Mbok Hajar, satu pribadi lain yang juga berjuang untuk dirinya. Anak-anaknya yang sudah berumah tangga, tidak lebih beruntung darinya dari segi ekonomi. Setiap pagi berkeliling komplek menjalani profesinya sebagai pemulung. Tubuh kecil dengan keriput yang menandakan usianya menjelang senja. Ya, usianya sudah menginjak 70-an. Pergerakannya mulai lamban. Itu sebabnya kenapa penghasilannya semakin menurun. Kalah bersaing dengan pemulung lain yang masih muda dan gesit. Salah satu kebiasaannya adalah mengucapkan salam dan bersalaman dengan warga yang kebetulan bertemu atau sedang berada di halaman rumah.

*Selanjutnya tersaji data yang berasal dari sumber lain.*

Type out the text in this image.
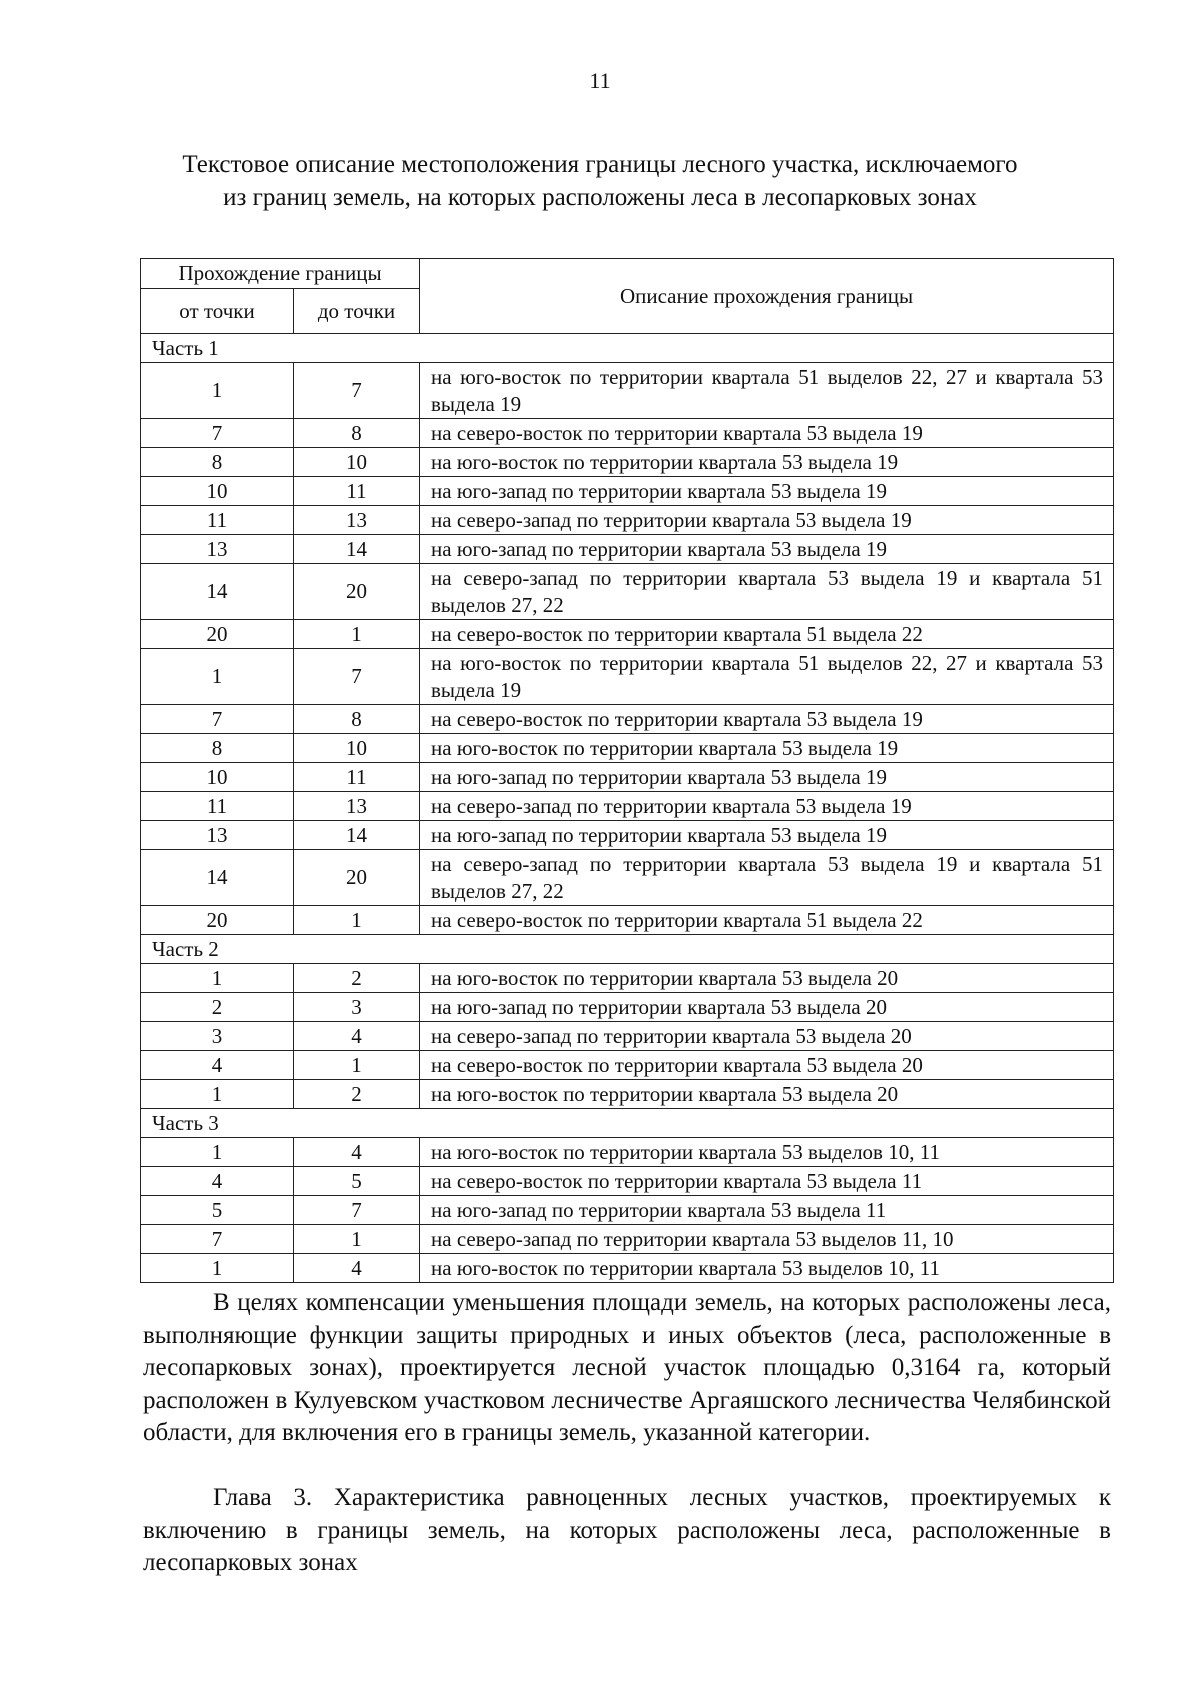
11
Текстовое описание местоположения границы лесного участка, исключаемого
из границ земель, на которых расположены леса в лесопарковых зонах
Прохождение границы		Описание прохождения границы
от точки	до точки	
Часть 1		
1	7	на юго-восток по территории квартала 51 выделов 22, 27 и квартала 53 выдела 19
7	8	на северо-восток по территории квартала 53 выдела 19
8	10	на юго-восток по территории квартала 53 выдела 19
10	11	на юго-запад по территории квартала 53 выдела 19
11	13	на северо-запад по территории квартала 53 выдела 19
13	14	на юго-запад по территории квартала 53 выдела 19
14	20	на северо-запад по территории квартала 53 выдела 19 и квартала 51 выделов 27, 22
20	1	на северо-восток по территории квартала 51 выдела 22
1	7	на юго-восток по территории квартала 51 выделов 22, 27 и квартала 53 выдела 19
7	8	на северо-восток по территории квартала 53 выдела 19
8	10	на юго-восток по территории квартала 53 выдела 19
10	11	на юго-запад по территории квартала 53 выдела 19
11	13	на северо-запад по территории квартала 53 выдела 19
13	14	на юго-запад по территории квартала 53 выдела 19
14	20	на северо-запад по территории квартала 53 выдела 19 и квартала 51 выделов 27, 22
20	1	на северо-восток по территории квартала 51 выдела 22
Часть 2		
1	2	на юго-восток по территории квартала 53 выдела 20
2	3	на юго-запад по территории квартала 53 выдела 20
3	4	на северо-запад по территории квартала 53 выдела 20
4	1	на северо-восток по территории квартала 53 выдела 20
1	2	на юго-восток по территории квартала 53 выдела 20
Часть 3		
1	4	на юго-восток по территории квартала 53 выделов 10, 11
4	5	на северо-восток по территории квартала 53 выдела 11
5	7	на юго-запад по территории квартала 53 выдела 11
7	1	на северо-запад по территории квартала 53 выделов 11, 10
1	4	на юго-восток по территории квартала 53 выделов 10, 11
В целях компенсации уменьшения площади земель, на которых расположены леса, выполняющие функции защиты природных и иных объектов (леса, расположенные в лесопарковых зонах), проектируется лесной участок площадью 0,3164 га, который расположен в Кулуевском участковом лесничестве Аргаяшского лесничества Челябинской области, для включения его в границы земель, указанной категории.
Глава 3. Характеристика равноценных лесных участков, проектируемых к включению в границы земель, на которых расположены леса, расположенные в лесопарковых зонах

Satu sosok lagi biasa terlihat di salah satu sudut pasar tradisional. Sesosok lelaki tua dengan gelaran berbagai peralatan dapur, seperti pisau, golok, garpu kebun, dan peralatan lain hasil tempaan pandai besi. Dengan setia menawarkan barang dagangannya kepada pengunjung yang melintas. Satu atau dua bilah pisau dapur dan barang-barang lain berpindah tangan. Cukuplah untuk makan siang itu dan sore nanti. Menjelang sore, hamparan dagangan dirapihkan untuk dihamparkan lagi esok pagi.

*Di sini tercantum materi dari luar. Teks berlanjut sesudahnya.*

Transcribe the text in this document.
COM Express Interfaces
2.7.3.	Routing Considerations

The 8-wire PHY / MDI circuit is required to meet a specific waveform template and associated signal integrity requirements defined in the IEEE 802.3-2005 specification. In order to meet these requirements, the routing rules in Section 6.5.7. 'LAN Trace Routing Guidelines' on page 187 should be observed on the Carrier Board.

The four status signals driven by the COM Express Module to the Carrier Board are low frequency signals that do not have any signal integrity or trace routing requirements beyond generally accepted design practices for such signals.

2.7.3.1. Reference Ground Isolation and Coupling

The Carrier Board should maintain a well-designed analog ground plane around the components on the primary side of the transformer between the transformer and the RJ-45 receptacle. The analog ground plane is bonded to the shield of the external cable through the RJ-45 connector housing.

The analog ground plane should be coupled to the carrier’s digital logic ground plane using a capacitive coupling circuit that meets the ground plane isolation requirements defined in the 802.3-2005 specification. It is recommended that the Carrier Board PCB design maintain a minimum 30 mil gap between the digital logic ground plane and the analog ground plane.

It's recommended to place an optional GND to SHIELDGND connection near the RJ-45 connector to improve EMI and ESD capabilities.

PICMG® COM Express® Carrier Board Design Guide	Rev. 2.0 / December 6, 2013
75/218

Perjuangan yang membuat mereka mulia dibandingkan dengan individu-individu lain yang
menadahkan tangan mengandalkan belas kasihan orang lain. Mengetuk pintu rumah yang satu kemudian ke rumah yang lain. Padahal, usia mereka belumlah terlalu renta. Bahkan banyak yang terlihat begitu gagah dan mampu berdiri tegak. Kemalasankah yang membuat mereka seperti itu?